En 1992, Yamagata Mariko avançait l’hypothèse que la destruction rituelle des statuettes d’argiles (dôgu, 土偶), lors de cérémonies pratiquées par les tribus du bassin de Kofû (préfecture de Yamanashi), pourrait symboliser le démembrement d’Izanami et être mis en lien avec un culte de la fertilité. En différents sites du pays des objets sortis de terre, de différentes dimensions, factures et matières (végétale, animale, minérale) pourraient être la représentation du tamaboko, soit de l’objet lui-même (bâtons de commandement), soit de sa fonction symbolique, d’axe du monde et d’instrument de la Création.
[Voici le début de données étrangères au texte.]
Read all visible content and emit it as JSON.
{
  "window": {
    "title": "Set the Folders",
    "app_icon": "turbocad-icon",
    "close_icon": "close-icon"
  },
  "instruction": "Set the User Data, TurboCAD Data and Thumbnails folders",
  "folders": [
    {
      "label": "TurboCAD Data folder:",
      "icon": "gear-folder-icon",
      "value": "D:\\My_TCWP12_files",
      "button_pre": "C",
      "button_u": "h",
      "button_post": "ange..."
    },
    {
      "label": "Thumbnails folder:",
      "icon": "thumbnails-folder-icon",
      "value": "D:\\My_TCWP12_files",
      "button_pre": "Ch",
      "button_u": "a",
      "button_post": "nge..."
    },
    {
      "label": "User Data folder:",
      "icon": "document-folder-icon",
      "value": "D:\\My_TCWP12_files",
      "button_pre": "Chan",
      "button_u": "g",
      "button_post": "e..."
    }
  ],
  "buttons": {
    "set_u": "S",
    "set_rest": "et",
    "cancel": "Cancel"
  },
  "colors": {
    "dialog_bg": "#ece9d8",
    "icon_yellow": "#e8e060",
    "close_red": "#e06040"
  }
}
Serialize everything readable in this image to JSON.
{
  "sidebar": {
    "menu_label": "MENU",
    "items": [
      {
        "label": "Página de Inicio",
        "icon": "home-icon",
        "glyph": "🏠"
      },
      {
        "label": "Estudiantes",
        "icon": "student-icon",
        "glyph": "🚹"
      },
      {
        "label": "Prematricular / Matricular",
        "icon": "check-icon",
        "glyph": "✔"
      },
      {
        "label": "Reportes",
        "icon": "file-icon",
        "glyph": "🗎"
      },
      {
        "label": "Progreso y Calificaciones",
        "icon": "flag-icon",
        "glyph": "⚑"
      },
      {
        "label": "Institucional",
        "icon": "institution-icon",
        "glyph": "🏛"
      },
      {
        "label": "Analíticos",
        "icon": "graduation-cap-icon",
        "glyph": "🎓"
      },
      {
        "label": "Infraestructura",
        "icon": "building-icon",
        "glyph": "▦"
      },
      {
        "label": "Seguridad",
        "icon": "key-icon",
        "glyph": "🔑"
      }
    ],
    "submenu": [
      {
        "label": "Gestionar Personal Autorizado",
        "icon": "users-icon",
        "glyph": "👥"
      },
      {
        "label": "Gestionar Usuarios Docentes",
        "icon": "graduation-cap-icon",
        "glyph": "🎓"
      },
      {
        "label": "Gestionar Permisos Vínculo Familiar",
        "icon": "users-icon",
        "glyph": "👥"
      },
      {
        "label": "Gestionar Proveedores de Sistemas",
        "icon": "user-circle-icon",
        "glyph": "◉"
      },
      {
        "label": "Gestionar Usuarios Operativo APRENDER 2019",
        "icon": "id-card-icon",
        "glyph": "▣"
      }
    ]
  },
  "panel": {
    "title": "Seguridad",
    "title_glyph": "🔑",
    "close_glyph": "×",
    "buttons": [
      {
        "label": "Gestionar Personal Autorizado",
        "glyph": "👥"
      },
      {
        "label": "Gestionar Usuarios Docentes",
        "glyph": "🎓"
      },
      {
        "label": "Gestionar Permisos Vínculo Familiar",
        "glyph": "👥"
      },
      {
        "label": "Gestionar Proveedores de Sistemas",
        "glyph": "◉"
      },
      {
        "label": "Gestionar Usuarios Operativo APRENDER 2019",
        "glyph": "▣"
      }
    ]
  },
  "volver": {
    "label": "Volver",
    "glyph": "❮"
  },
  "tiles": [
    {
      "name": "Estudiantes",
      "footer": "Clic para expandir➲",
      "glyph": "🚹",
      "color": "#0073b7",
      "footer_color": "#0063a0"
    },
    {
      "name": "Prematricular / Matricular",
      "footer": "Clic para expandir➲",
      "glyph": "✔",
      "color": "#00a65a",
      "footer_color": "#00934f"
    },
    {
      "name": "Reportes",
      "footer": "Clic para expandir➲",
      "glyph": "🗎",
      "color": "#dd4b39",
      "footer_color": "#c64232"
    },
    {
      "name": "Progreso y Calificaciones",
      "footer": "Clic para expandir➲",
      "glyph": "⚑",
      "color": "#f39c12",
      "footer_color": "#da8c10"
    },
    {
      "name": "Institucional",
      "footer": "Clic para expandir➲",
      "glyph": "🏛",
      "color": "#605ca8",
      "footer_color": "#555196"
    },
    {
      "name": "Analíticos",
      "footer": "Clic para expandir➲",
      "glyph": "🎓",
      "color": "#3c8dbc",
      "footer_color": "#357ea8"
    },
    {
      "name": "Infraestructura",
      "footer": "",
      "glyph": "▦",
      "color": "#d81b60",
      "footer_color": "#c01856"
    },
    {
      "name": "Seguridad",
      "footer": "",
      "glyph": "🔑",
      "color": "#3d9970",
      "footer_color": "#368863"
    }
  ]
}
De même, sur le site de Mawaki (préfecture d’Ishikawa), les archéologues ont exhumés – outre des dôgu – un totem de bois ornementé et un masque d’argile qui pourraient avoir été utilisés pour mimer la danse maritale du couple créateur de l’univers (du clan), probablement à une période charnière de l’année marquant la « régénération continue du Temps ».
Ainsi ce faisceau d’indices matériels attesteraient de ce rite disparu, ancré dans le patrimoine culturel de l’humanité et dont la mythologie japonaise s’en ferait localement l’écho…
Article de Rémy Valat – L’auteur remercie le professeur Hanzawa Eiichi (半沢 英一 先生).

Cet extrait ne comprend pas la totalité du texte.